A exibição pública de ignorância é amedrontadora

H. Utanazad*

The Iranian

[Tradução de Eva Paulino Bueno]

O onze de setembro pode ter mudado muitas coisas, mas eu era tão idiota no dia 12, como era no dia 10.  Aconteceram muitas coisas desde então: houve guerras, rumores de guerra, e, naturalmente, a maior explosão de ativismo no mundo inteiro no dia 15 de fevereiro deste ano.  Mas eu continuo sendo ainda hoje o mesmo idiota que era no passado.

Já notaram como é horrível como uma vida no exílio? O desespero, a desilusão e a tristeza destroem o nosso desejo de conectar-nos, de ter alguma interação humana e otimismo. Mas, pensando bem, o exílio não é sempre sombrio. Pelo menos o exilado tem que aprender uma ou duas línguas.
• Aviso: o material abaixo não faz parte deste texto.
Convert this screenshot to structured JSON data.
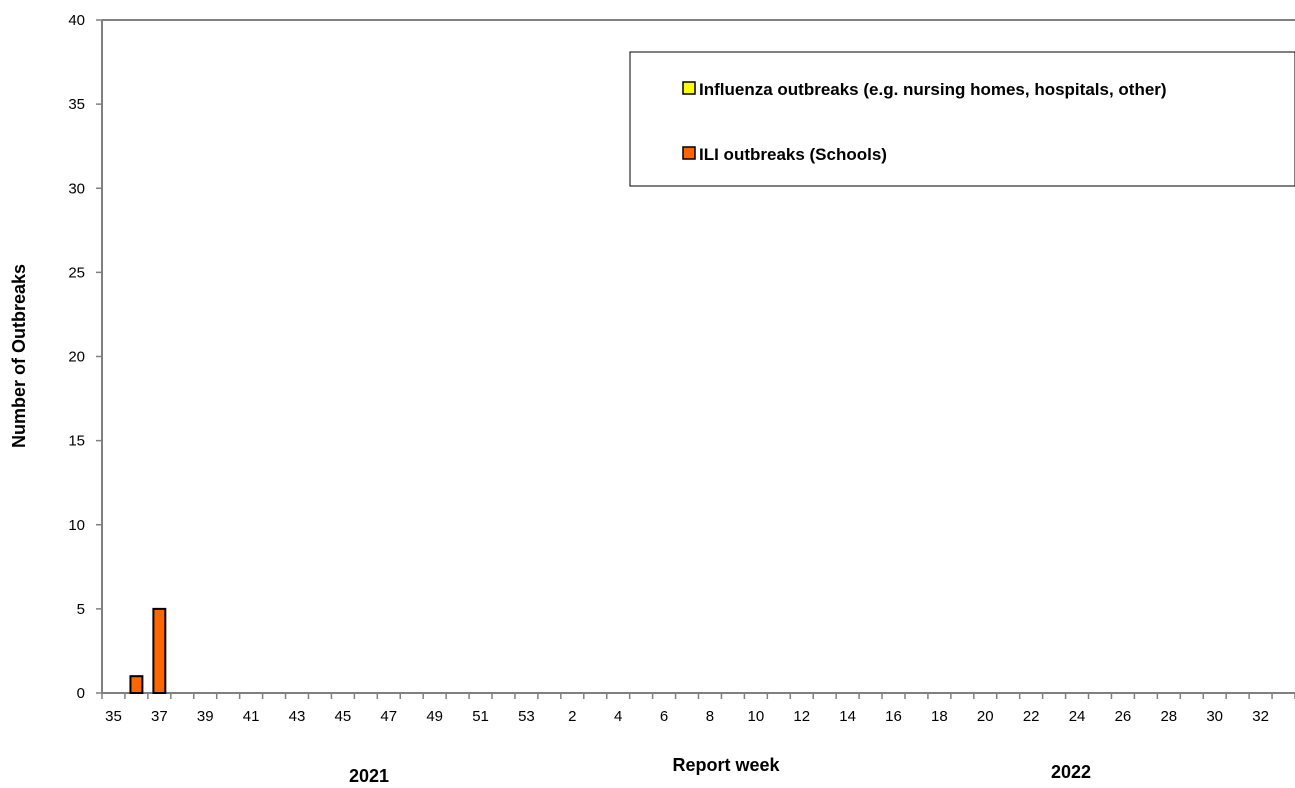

Aprender uma língua estrangeira é uma coisa estranha, você não acha? Todos nós podemos lembrar-nos daquele sentimento chato de ter que olhar, mais uma vez, pela que parece a milésima vez, o significado de uma palavra diferente, apenas para ser confrontado com as mil e uma maneiras em que esta palavra está sendo usada em todo canto.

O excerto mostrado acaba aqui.